I also identified to Mr. Bucich a site in the park where a dewatering operation could be set up with minimal impact to park activities.  I am talking about the approximately 18-acre area in the northwest corner of the park near the intersection of Steilacoom Blvd. and Farwest Drive.

This area is formerly where garden plots were maintained by Western State Hospital patients in the days of the farm operation, and is currently unimproved grassland.  Operating a dewatering site in this area would mean a longer distance to pump the dredged material compared to areas beside the lake, meaning more pipe would have to be laid to reach that site.  But it would interfere less with the park’s normal operations, and would make truck access much easier without tearing up the park’s spiffy new access road which was just paved last year.

How Much Would Dredging Cost?

I am not a dredging contractor, but here are some comparable projects and their costs:

Lake Redstone in Wisconsin is having 106,000 cu. yards dredged for $3.7 million, based on that 2018 linked article.

Lake Linganore in Maryland is having 350,000 cu. yards dredged for an expected cost of $15 million, including landfill disposal costs.

Savecapitollake.org in 2011 estimated a dredging cost of $4 million for removing 100,000 cubic yards from Capitol Lake in Olympia, or $40/yard, including off-site disposal. 

If we were to dredge only 1 meter of sediments from all 33 acres of Waughop Lake, that equates to around 150,000 cubic yards.  If we assume a pumping costs of $8/yard, that’s $1.2 million.  Because the sediments are about 90% water, they would reduce to around 15,000 of “spoils” which can be sold as fertilizer.  Assuming the Tagro sale price of $10/yard, that’s $150,000 of revenue to offset some of the cost, and the customers would come pick it up and haul it away.

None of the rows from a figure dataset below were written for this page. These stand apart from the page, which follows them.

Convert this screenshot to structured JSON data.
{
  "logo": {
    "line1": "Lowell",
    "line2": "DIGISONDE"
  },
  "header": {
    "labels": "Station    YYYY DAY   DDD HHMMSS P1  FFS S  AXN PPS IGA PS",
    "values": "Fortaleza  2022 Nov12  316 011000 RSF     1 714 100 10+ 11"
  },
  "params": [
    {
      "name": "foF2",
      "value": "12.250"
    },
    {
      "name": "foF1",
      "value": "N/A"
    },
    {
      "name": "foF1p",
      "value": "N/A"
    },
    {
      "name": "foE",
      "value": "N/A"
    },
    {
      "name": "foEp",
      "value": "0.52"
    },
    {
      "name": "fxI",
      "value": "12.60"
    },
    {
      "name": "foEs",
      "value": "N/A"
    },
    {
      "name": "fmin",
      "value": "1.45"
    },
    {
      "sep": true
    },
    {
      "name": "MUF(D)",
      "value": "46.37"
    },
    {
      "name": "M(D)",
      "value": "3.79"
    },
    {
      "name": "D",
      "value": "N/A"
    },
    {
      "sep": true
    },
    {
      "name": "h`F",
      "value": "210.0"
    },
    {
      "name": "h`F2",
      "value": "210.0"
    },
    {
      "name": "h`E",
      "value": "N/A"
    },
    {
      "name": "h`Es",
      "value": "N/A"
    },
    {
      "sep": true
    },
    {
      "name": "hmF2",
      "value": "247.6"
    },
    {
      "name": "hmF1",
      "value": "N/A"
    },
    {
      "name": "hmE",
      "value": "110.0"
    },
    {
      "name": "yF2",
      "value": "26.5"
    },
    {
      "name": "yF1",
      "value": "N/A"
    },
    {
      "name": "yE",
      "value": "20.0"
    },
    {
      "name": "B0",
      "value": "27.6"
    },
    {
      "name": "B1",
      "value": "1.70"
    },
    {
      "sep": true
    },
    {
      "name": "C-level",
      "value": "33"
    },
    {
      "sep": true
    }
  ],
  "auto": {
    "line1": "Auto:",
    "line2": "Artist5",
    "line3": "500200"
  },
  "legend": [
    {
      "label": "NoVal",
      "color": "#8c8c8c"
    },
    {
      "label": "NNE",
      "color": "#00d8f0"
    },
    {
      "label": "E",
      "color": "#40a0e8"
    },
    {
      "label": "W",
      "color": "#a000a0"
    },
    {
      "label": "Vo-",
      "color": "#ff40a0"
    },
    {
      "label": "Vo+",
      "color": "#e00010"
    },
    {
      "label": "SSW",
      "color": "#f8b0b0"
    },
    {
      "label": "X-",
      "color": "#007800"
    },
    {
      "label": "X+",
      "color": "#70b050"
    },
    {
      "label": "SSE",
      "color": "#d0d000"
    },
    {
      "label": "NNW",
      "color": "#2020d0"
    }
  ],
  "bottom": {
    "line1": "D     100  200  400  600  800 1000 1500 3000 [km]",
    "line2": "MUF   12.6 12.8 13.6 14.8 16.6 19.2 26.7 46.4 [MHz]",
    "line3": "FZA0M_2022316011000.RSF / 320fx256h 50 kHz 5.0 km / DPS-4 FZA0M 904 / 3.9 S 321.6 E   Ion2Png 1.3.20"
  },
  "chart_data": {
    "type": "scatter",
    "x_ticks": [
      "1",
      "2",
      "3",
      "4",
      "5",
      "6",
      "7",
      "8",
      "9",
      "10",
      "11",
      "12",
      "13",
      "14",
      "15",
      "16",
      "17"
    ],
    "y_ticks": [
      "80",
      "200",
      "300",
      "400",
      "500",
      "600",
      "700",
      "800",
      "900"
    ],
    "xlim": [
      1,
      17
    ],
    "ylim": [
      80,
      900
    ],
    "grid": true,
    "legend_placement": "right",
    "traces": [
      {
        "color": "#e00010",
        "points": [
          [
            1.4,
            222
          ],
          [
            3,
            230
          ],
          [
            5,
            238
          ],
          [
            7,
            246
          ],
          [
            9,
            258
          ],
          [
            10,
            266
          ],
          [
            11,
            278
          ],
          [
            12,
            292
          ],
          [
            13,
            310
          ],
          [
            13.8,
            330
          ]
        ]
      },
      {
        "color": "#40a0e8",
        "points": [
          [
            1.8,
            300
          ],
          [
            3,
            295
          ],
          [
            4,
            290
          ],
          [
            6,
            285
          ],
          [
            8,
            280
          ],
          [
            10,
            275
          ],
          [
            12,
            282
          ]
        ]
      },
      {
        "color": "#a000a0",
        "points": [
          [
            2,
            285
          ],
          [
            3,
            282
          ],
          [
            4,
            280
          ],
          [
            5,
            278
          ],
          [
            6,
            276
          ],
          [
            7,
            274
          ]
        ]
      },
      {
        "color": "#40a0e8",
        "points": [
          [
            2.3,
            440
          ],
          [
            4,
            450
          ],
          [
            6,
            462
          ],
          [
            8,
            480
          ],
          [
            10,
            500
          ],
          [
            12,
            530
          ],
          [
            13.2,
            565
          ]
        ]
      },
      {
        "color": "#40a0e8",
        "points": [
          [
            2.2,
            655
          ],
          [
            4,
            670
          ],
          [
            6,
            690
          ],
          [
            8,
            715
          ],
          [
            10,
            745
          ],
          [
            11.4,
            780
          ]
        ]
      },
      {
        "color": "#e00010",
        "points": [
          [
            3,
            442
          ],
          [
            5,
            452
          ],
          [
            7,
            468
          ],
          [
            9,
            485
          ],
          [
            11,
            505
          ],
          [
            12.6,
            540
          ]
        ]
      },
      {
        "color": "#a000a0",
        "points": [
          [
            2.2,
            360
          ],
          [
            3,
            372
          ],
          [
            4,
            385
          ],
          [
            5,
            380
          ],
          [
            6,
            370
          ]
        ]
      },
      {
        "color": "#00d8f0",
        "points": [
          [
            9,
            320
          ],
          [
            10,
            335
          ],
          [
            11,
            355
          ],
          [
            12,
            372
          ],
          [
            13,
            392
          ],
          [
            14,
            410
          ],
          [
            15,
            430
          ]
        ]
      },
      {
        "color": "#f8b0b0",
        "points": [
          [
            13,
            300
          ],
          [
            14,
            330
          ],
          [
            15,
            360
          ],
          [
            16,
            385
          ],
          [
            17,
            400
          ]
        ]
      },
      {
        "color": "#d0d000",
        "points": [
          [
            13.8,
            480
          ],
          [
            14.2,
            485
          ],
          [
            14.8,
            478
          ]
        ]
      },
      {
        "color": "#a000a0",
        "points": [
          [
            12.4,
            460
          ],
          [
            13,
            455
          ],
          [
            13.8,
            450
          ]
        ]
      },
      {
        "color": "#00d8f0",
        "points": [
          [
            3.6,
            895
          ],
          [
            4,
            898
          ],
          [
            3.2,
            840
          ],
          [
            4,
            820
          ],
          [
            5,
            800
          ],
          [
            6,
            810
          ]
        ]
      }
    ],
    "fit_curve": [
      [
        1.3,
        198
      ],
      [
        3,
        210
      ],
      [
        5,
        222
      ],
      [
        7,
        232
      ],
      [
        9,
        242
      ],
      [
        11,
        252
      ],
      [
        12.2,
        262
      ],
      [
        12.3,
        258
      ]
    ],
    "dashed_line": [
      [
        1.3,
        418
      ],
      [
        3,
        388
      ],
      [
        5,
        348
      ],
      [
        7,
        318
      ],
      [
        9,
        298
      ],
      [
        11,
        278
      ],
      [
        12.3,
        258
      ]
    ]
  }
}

There would be additional costs for project design, construction of the dewatering site, signs, fences, portable toilets, etc.  So it probably rises up closer to $2 million all in.  But it still comes out to less than the $7.9 million to $34.5 million range which Mr. Bucich cited. 

Conclusions

An alum treatment will not achieve the required level of remediation as mandated by City, County, and State statutes.  Only dredging of the phosphorous-laden sediments can do that. 

Lakewood’s expensive consultants have inadequately evaluated the cost of hydraulic dredging of Waughop Lake, and have promoted doing an alum treatment which the best available science says will be of limited effectiveness, but which appears to be in the self-interest of the consultants.  We need to seek answers from experts other than firms which are seeking revenue for performing alum treatments. 

The dredging cost estimates shown above should demonstrate enough of a cost difference to convince the Lakewood City Council that the dredging option has not been given enough consideration, and that real bids from real dredging contractors should be solicited before we plow ahead with an expensive alum treatment plan which will not achieve the mandatory degree of remediation.

And yes, the State needs to pay for it, in accordance with the State’s own lease agreement for the park.